18 janeiro 2016

Enchente

Em frente ao café, do outro lado da rua havia um ponto de ônibus bem na porta da oficina de um tapeceiro, coitado. Era um inferno cada vez que ele precisava entrar ou sair com sua caminhonete velha, ora carregada com poltronas sujas, ora com sofás renovados, cobertos com plástico-bolha. Como o ponto não tinha cobertura de alumínio, o sol batia sem piedade e o povo se amontoava quase dentro da oficina, para poder ficar na sombra. Em dia de chuva era pior.

Próximos ao ponto, ficava um vendedor de balas e outras porcarias, uma senhora com bolos, enormes pães de queijo ocos e  várias térmicas de café, aqueles vendedores de chicletes e chocolates que ficam fazendo discurso dentro do ônibus.
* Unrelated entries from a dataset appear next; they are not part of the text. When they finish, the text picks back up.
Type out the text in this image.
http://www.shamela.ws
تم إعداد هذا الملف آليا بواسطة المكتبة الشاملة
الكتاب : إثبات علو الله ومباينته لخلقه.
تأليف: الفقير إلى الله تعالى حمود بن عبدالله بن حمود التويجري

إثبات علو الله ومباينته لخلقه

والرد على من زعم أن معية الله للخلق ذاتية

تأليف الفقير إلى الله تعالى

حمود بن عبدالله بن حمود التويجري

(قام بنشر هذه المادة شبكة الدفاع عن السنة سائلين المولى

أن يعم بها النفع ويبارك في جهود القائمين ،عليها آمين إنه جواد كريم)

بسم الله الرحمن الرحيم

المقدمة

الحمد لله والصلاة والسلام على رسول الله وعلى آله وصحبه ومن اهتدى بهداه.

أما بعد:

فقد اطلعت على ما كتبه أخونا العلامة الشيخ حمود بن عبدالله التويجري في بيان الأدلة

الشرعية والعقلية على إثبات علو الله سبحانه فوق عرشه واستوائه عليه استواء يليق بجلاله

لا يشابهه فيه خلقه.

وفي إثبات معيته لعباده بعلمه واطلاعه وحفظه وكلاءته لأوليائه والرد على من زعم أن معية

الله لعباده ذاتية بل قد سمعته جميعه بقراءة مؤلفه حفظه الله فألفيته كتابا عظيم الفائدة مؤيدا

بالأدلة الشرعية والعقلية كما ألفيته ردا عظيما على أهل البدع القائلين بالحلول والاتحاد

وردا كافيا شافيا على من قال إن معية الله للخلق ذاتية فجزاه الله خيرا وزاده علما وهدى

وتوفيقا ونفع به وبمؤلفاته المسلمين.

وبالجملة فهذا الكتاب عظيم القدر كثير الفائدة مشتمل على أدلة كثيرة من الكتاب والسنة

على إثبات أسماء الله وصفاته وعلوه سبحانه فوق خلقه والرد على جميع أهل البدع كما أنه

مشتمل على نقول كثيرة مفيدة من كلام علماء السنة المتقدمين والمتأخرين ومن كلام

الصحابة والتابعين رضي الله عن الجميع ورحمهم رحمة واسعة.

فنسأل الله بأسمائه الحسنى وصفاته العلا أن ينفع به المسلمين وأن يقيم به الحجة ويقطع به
Boa tarde pessoal. Desculpe atrapalhar sua viagem, pessoal. Um deles, vestido de palhaço. À tarde, churrasquinho de gato com farinha e tudo. A calçada esburacada ficava cheia de lixo, descartáveis, plástico, bitucas, cusparadas, um nojo. Um dia, chamaram um cara para retocar o cimento e o folgado cimentou por cima da sujeira. Na primeira chuva saiu todo o cimento, não adiantou nada.

Zé olhava e pensava nas enchentes que vira no noticiário na noite anterior. Nisso, um bêbado dá sinal para o ônibus. A porta se abre, ele agarra o corrimão, atira a lata de cerveja no meio da rua e sobe. O cobrador aproveita e arremessa um monte de papel picado pela janela.Um passageiro cospe pela janela e um garotinho joga papel de bolacha pela janela seguinte.

A vizinha do tapeceiro resolve lavar o quintal, manda um balde cheio, e a água com sabão escorre pela calçada. As pessoas paradas esperando o ônibus se afastam erguendo um pé de cada vez. Reclamam, mas a vizinha nem liga e esfrega o chão com a vassoura.


Zé olhava e pensava que era melhor ficar lavando xícara o inteiro do que sujar a rua daquele jeito. Gente porca. Depois reclamam das enchentes.